Non-Linear Equity Factor Models?
Since the 1970s, the key property of equity factor models has been the presumed linear relationship between security returns and factor exposures. This assumption arises out of the Arbitrage Pricing Theory (Ross, 1976). However, the necessary conditions under which the APT would be assumed to strictly hold in the real world do not exist, as the APT assumes that liquidity is essentially infinite and therefore transaction costs are non-existent which allows traded markets to always achieve a clearing price. While equity factor models have been used successfully to describe the relationship between returns and sources of risk, the recent popularity of “machine learning” has spawned new interest in exploring non-linear relationships.
Inspired by our recent research into the non-normality in distribution of the cross-section of stock returns, this webinar will explore a middle ground between traditional linear models and machine learning models. We will illustrate the estimation of factor models based on simple specifications such as a linear relationship between “heavy tailed” returns and the absolute value of factor exposure, or between such returns and the square of factor exposure. While the explanatory power of such relationships is lower in traded equities than the linear model, there appears to be material information content in these alternative specifications.
The presentation will conclude with a discussion of low liquidity assets (e.g. high yield bonds) where an expectation of non-linear behavior may be more readily observed.
About Dan diBartolomeo
Dan diBartolomeo is President and founder of Northfield Information Services, Inc. He is also a former Visiting Professor at the CARISMA Research Center of Brunel University in London and serves on the Board of Directors of the Chicago Quantitative Alliance and the advisory board of the International Association for Quantitative Finance. He is a regional director of the Professional Risk Managers International Association, (PRMIA), and the Quantitative Work Alliance for Applied Finance, Education and Wisdom (QWAFAFEW). He is past president and director of the Boston Economic Club.
Dan has been admitted as an expert witness in US federal courts and state courts for litigation matters regarding investment management practices and derivatives.
In 2010, Dan received an award from Institutional Investor magazine as one of the forty most influential executives in financial technology in connection with his analytical work that helped uncover the Madoff investment fraud.

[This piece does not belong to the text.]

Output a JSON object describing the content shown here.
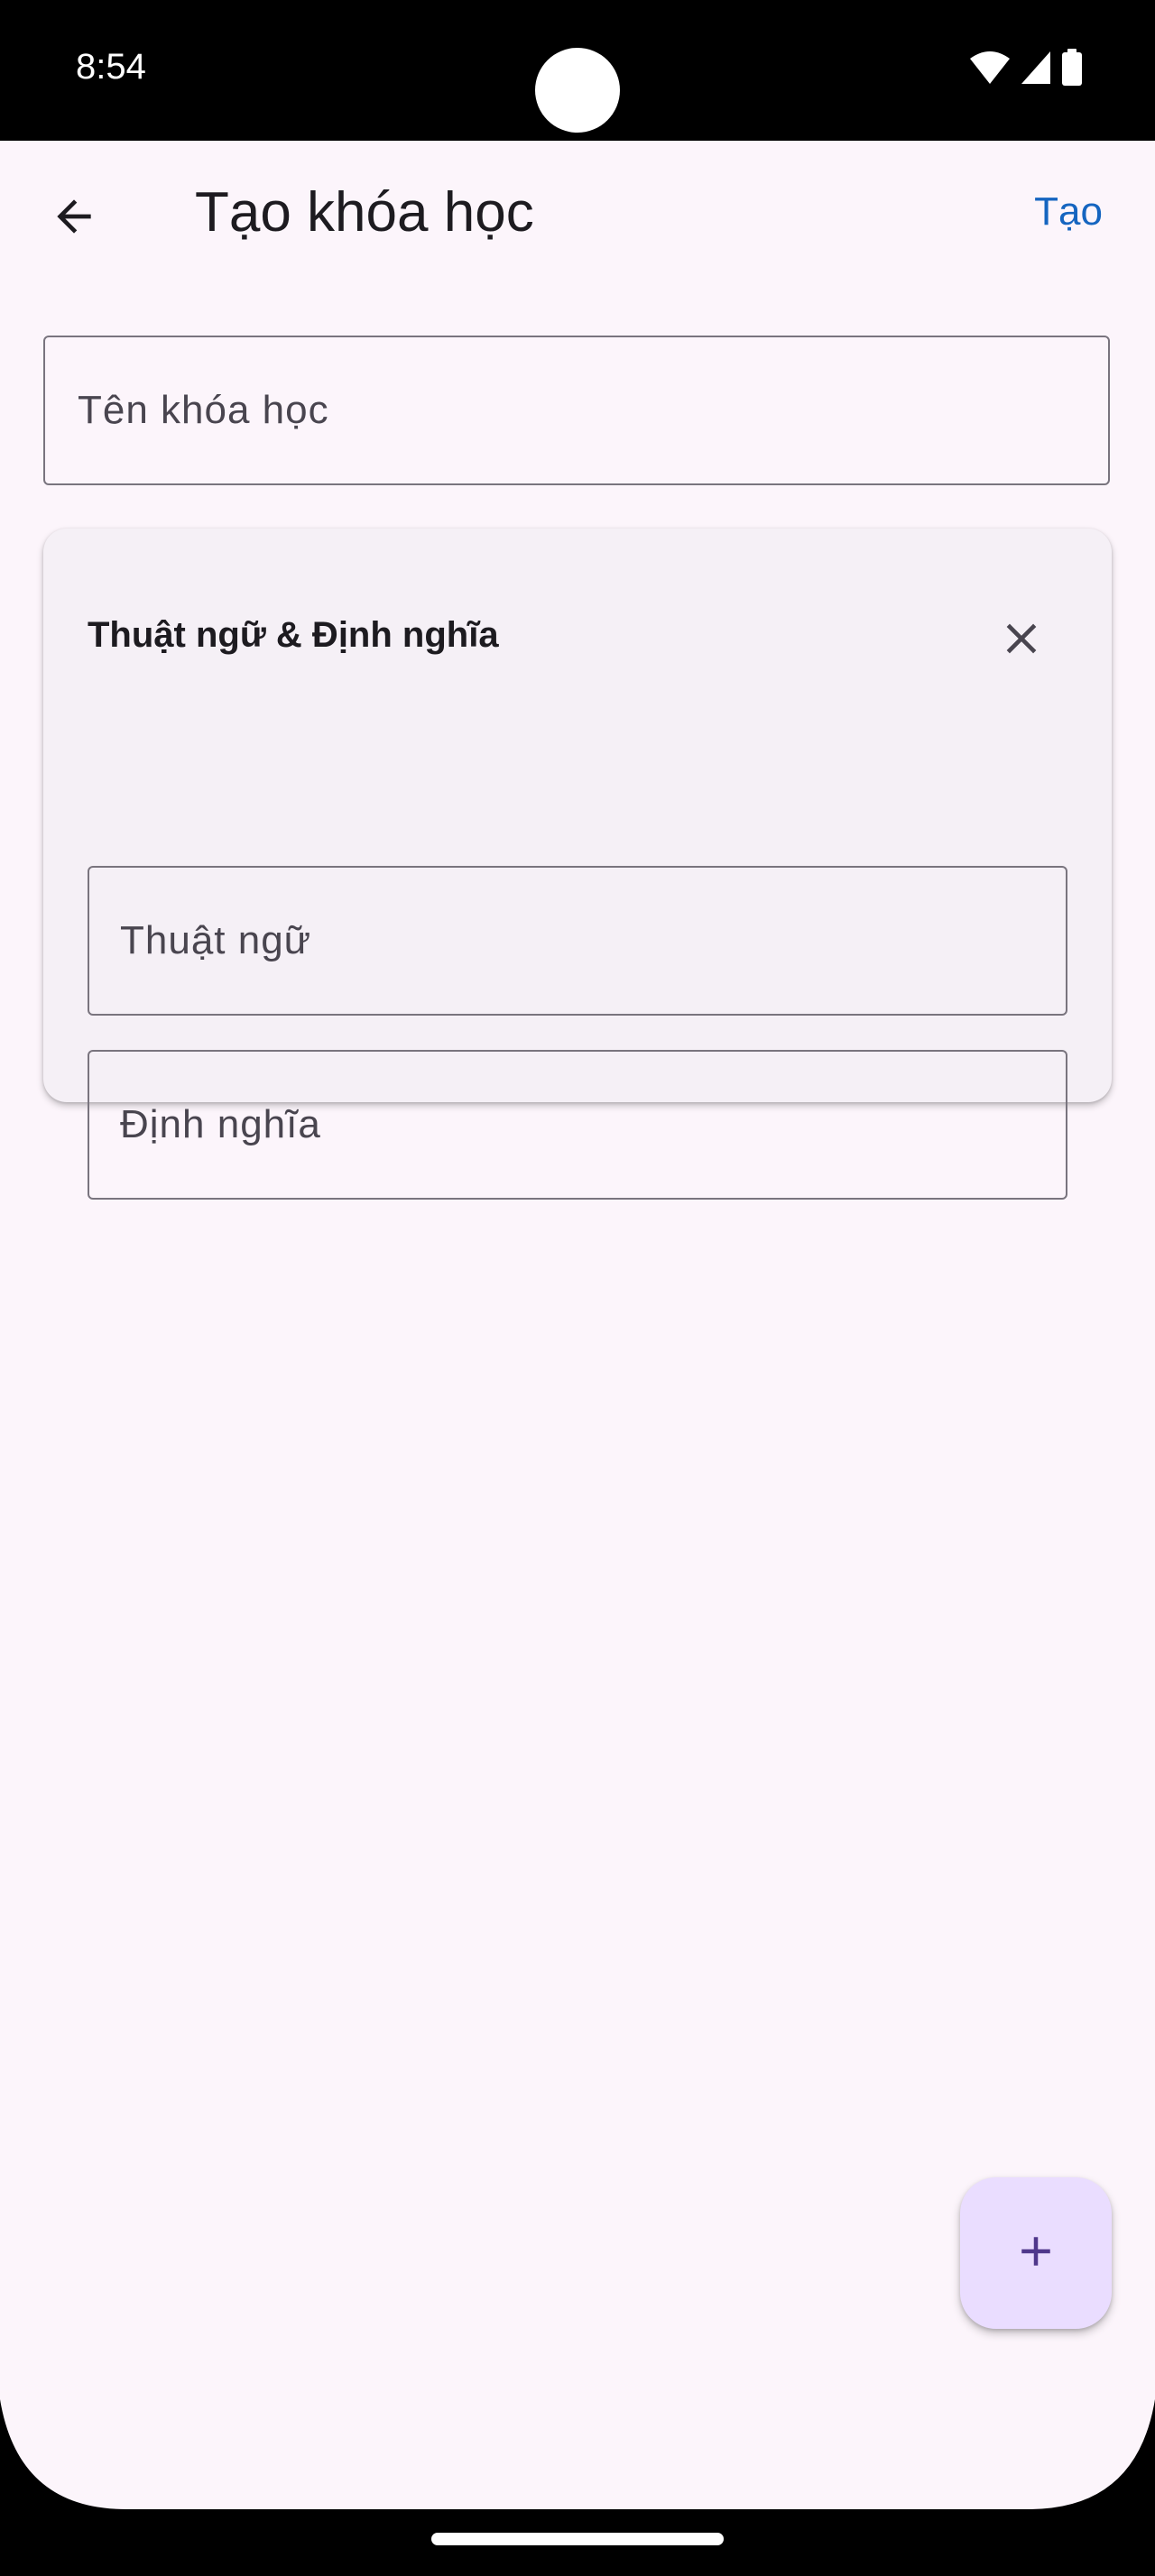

Dan is a director of the American Computer Foundation, and formerly served on the industry liaison committee of the Department of Statistics and Actuarial Sciences at New Jersey Institute of Technology. He continues his more than twenty years of service as a judge in the Moskowitz Prize competition, given by the University of California at Berkeley for excellence in academic research on socially responsible investing.
Dan has a long list of publications including books, book chapters and research papers in professional journals such as Financial Analyst Journal, Quantitative Finance and Journal of Investing. In 2017, he was named co-editor of the Journal of Asset Management.